Rating:  Summary: Childhood Memories Without the Sentimentality Review: This book manages to capture the sense of discovery and fascination with the tiniest details that a child experiences. But it does so in a very smart, wry and playful way, appreciating the experiences of childhood without sentimentalizing them. It is indeed very Nabakovian in its obsession with memory and the minute details that one remembers from the past. But I found it more ironic and less wistful than Nabokov's Speak Memory. I recommend reading them both and appreciating the similiarities and differences.

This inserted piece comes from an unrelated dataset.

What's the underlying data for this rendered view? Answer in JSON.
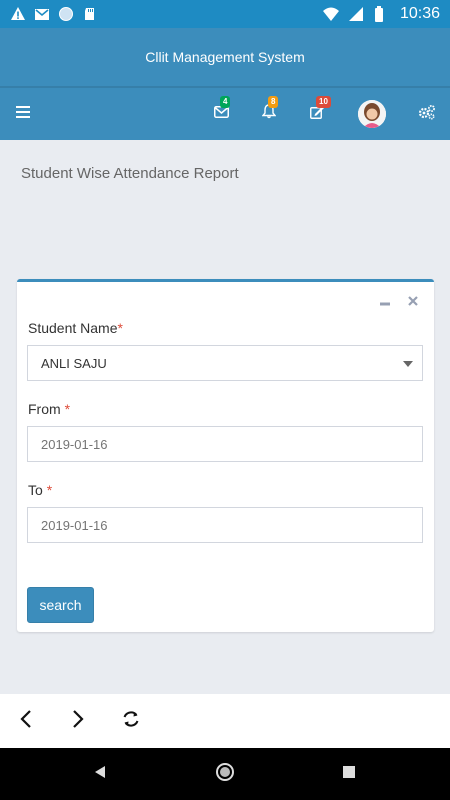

Rating:  Summary: This book rearranged my brain. Review: This book works on more self-reflexive fiction/non-fiction levels than any book I have ever read with the possible exception of Maus - with which it shares a magical ability to make cartoons more real than reality. There are a million great things I can say about this book, (the descriptions, the subtle parody of adult life, the weird set pieces) but I'll just confine myself to the fact that in this novel - like the last book I totally fell in love with, Infinite Jest two years back - all of the really important parts are not written on the page, but in your head. It's not an easy book, like much of Millhauser's work. I almost wish that he didn't win the Pulitzer, after wading through the comments of the legions of knuckleheads who picked up "Martin Dressler" because of its cred and got ticked because it wasn't The Alienist. Parts are confusing and discursive, though never without an inevitable point, and some of the long descriptive passages become interesting only the second time through. Which, for me, began the second I finished the last page. Really, this is an amazing, criminally neglected masterpiece. Reading it is like getting a slow-motion punch to the face. There''s plenty of time to get out of the way, but something compels you to wait and find out if it's actually going to hurt that much when it hits. And, of course, it does - and when the inevitable shot rings out, it's the reader that's pulling the trigger. END
Rating:  Summary: relive childhood Review: This is like being plugged into a memory machine and reliving your youth. Fantastic. Don't understand why this isn't a much more broadly recognized book.